Warga setempat juga mulai resah akan kondisi tersebut karena berkurangnya stok vaksin rabies selama Mei hingga Juni lalu. Laman Global Times edisi 27 Juli 2020 memberitakan, Rumah Sakit Shijiazhuang mengakui kekurangan vaksin rabies. Shijiazhuang tercatat sebagai rumah sakit nomor lima terbaik di Provinsi Hubei, China utara.
Kondisi penyediaan vaksin rabies yang mirip dengan China juga dialami India. Selain tingginya jumlah korban, banyak kasus yang tidak dilaporkan, sarana kesehatan di India tidak mempunyai vaksin rabies memadai. Tenaga kesehatan di India pun banyak yang belum memahami protokol penanganan rabies.
Baca juga : Vaksinasi Menjadi Kunci Penyelamatan
Pemetaan populasi
Pandemi Covid-19 ditambah endemi rabies yang terjadi di China dan India mengingatkan pentingnya pembenahan penganggulangan rabies di Indonesia. Hal ini bisa dimulai dari hal yang paling dasar dan penting untuk sebuah negara, yaitu sensus atau pemetaan populasi HPR.

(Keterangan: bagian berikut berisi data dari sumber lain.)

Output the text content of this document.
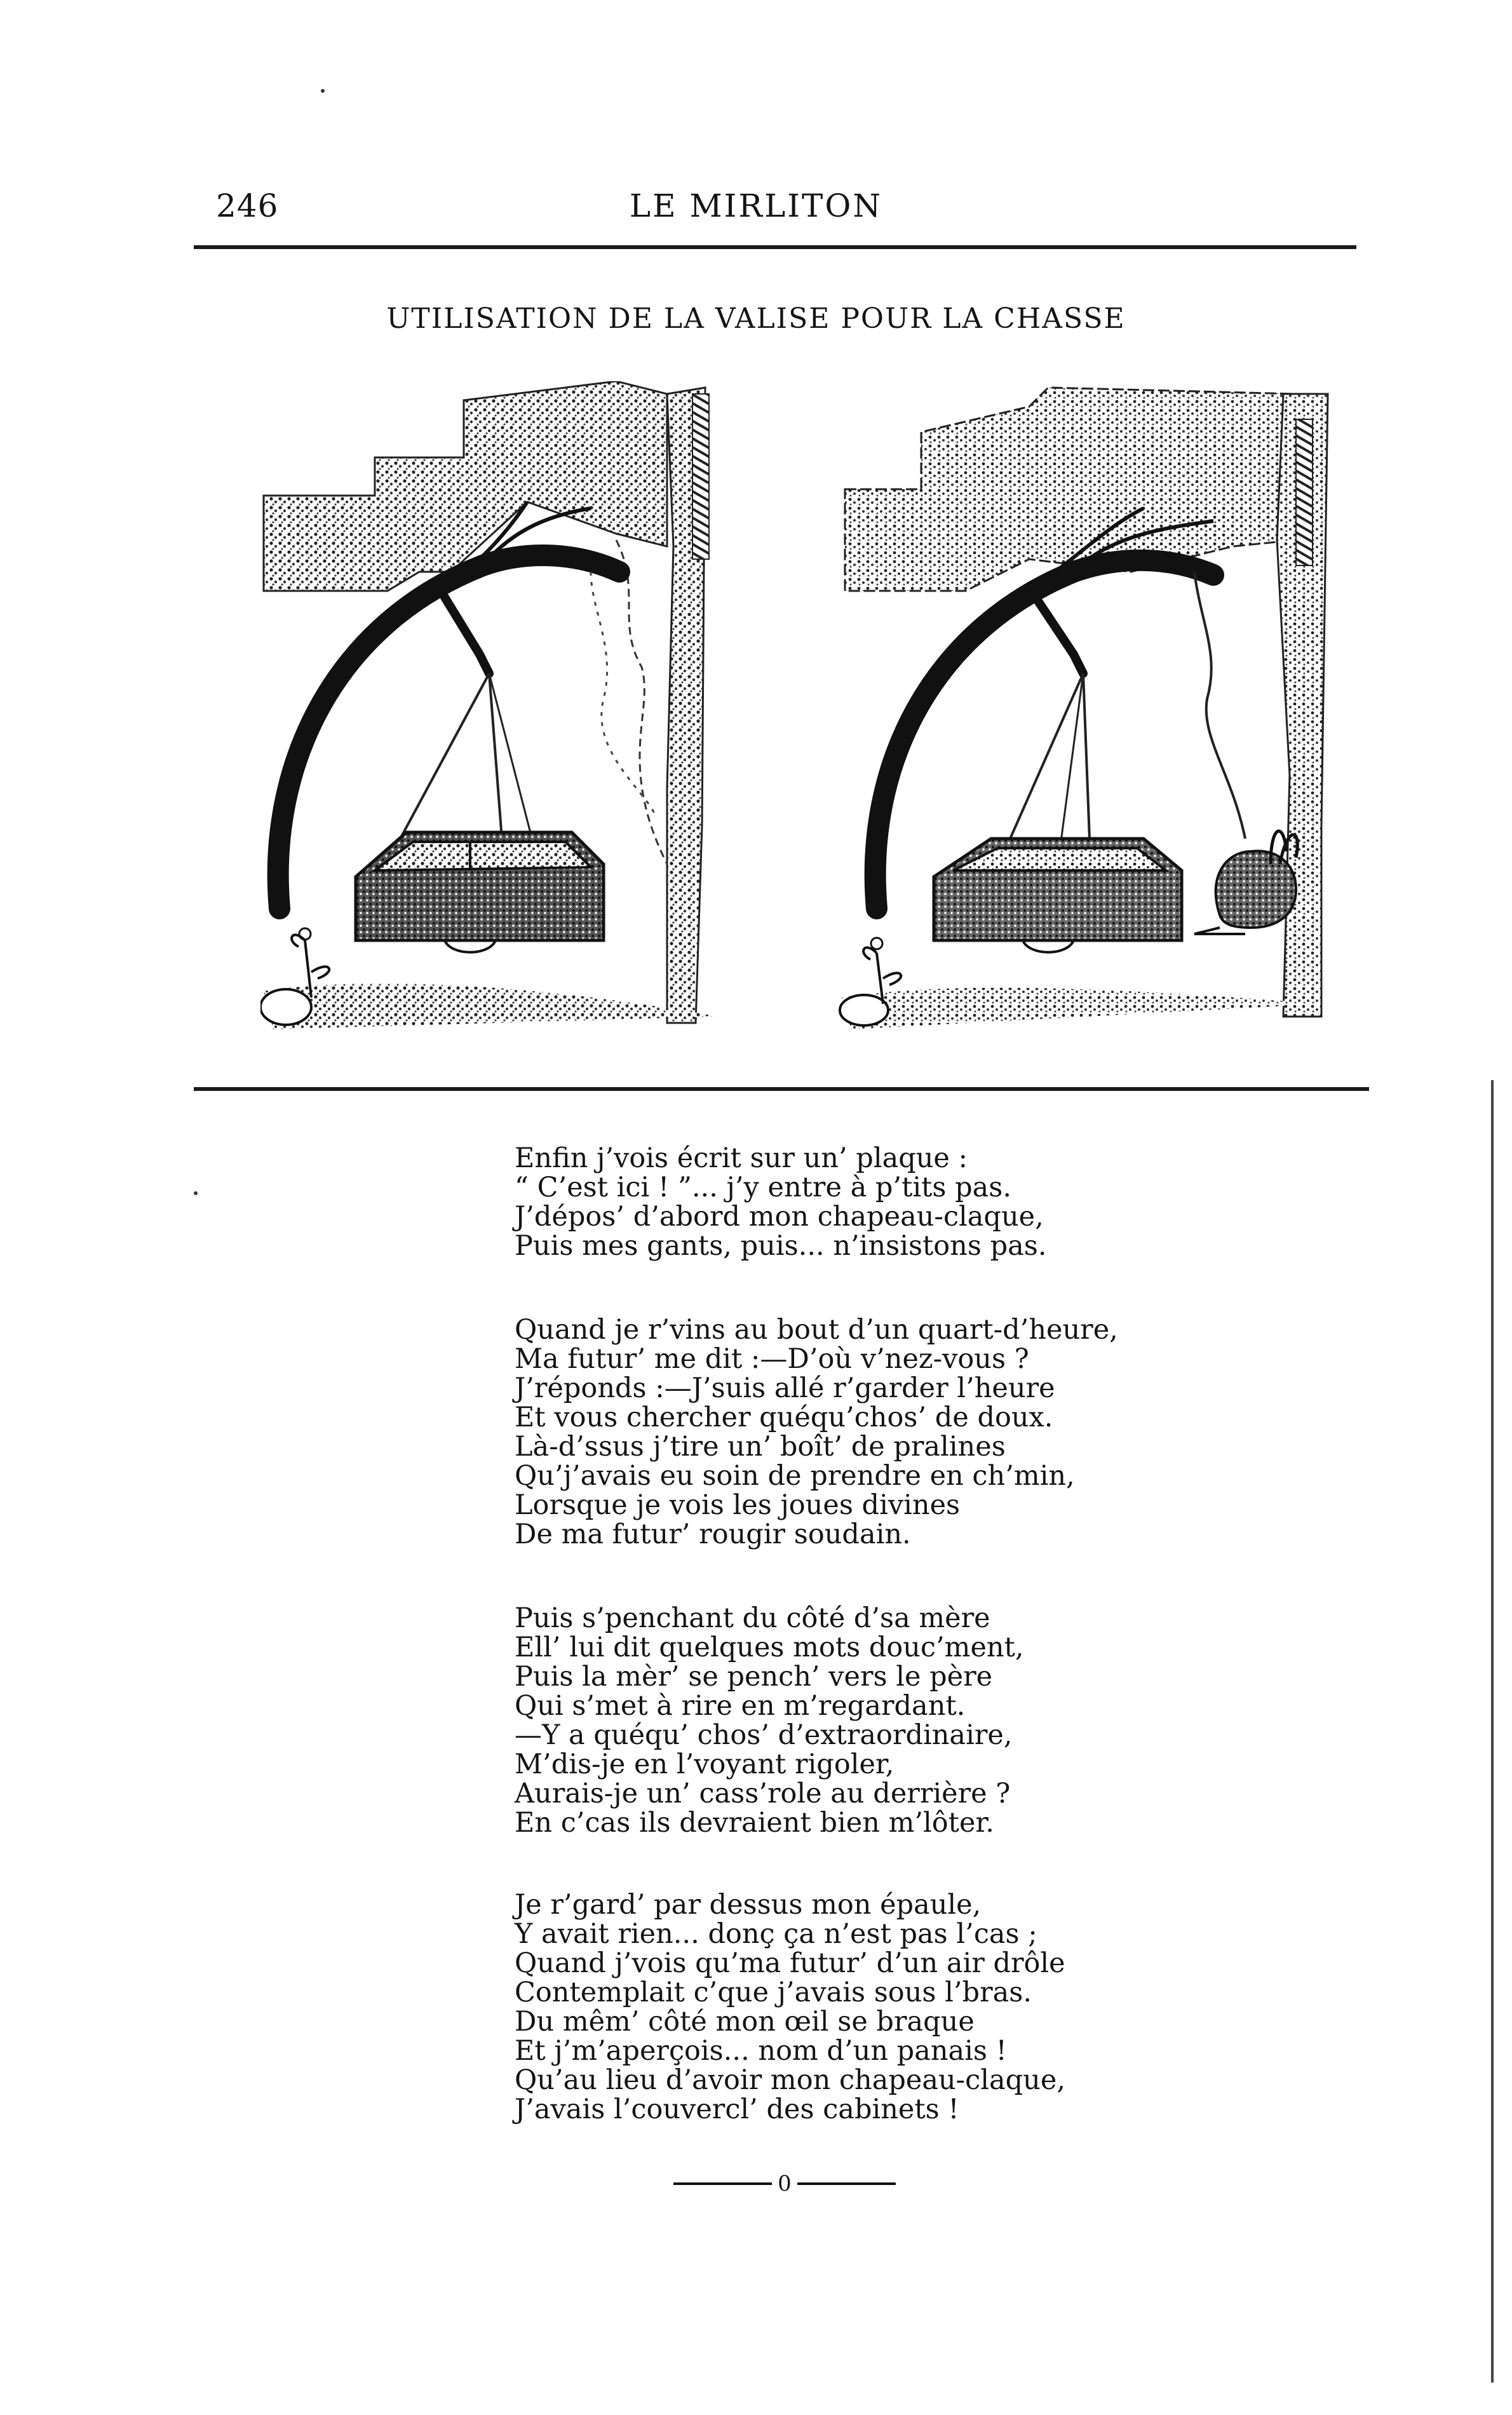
246	LE MIRLITON
UTILISATION DE LA VALISE POUR LA CHASSE
Enfin j’vois écrit sur un’ plaque :
“ C’est ici ! ”... j’y entre à p’tits pas.
J’dépos’ d’abord mon chapeau-claque,
Puis mes gants, puis... n’insistons pas.
Quand je r’vins au bout d’un quart-d’heure,
Ma futur’ me dit :—D’où v’nez-vous ?
J’réponds :—J’suis allé r’garder l’heure
Et vous chercher quéqu’chos’ de doux.
Là-d’ssus j’tire un’ boît’ de pralines
Qu’j’avais eu soin de prendre en ch’min,
Lorsque je vois les joues divines
De ma futur’ rougir soudain.
Puis s’penchant du côté d’sa mère
Ell’ lui dit quelques mots douc’ment,
Puis la mèr’ se pench’ vers le père
Qui s’met à rire en m’regardant.
—Y a quéqu’ chos’ d’extraordinaire,
M’dis-je en l’voyant rigoler,
Aurais-je un’ cass’role au derrière ?
En c’cas ils devraient bien m’lôter.
Je r’gard’ par dessus mon épaule,
Y avait rien... donç ça n’est pas l’cas ;
Quand j’vois qu’ma futur’ d’un air drôle
Contemplait c’que j’avais sous l’bras.
Du mêm’ côté mon œil se braque
Et j’m’aperçois... nom d’un panais !
Qu’au lieu d’avoir mon chapeau-claque,
J’avais l’couvercl’ des cabinets !
0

Hal tersebut sudah mulai dicoba sejak tahun 2016. Salah satu daerah yang menjadi percontohan adalah Provinsi DKI Jakarta, yang sejak 2004 dinyatakan bebas rabies sampai sekarang.
Pendataan HPR di Ibu Kota diatur melalui Peraturan Gubernur Provinsi DKI Jakarta Nomor 199 Tahun 2016. Pasal 24 peraturan tersebut menyebutkan, setiap pemilik anjing peliharaan wajib memasang microchip.
Idealnya, setelah terpasang cip, data sang hewan akan disimpan di klinik-klinik hewan, yang kemudian dikirim ke suku dinas (sudin) Ketahanan Pangan Kelautan dan Pertanian (KPKP) setempat.
Jika ini berjalan lancar, data anjing peliharaan akan masuk ke basis data Sistem Informasi Kesehatan Hewan (iSIKHNAS). Hal ini berguna untuk melacak berbagai situasi, mulai dari penyakit, perdagangan, dan lalu lintas hewan antarwilayah.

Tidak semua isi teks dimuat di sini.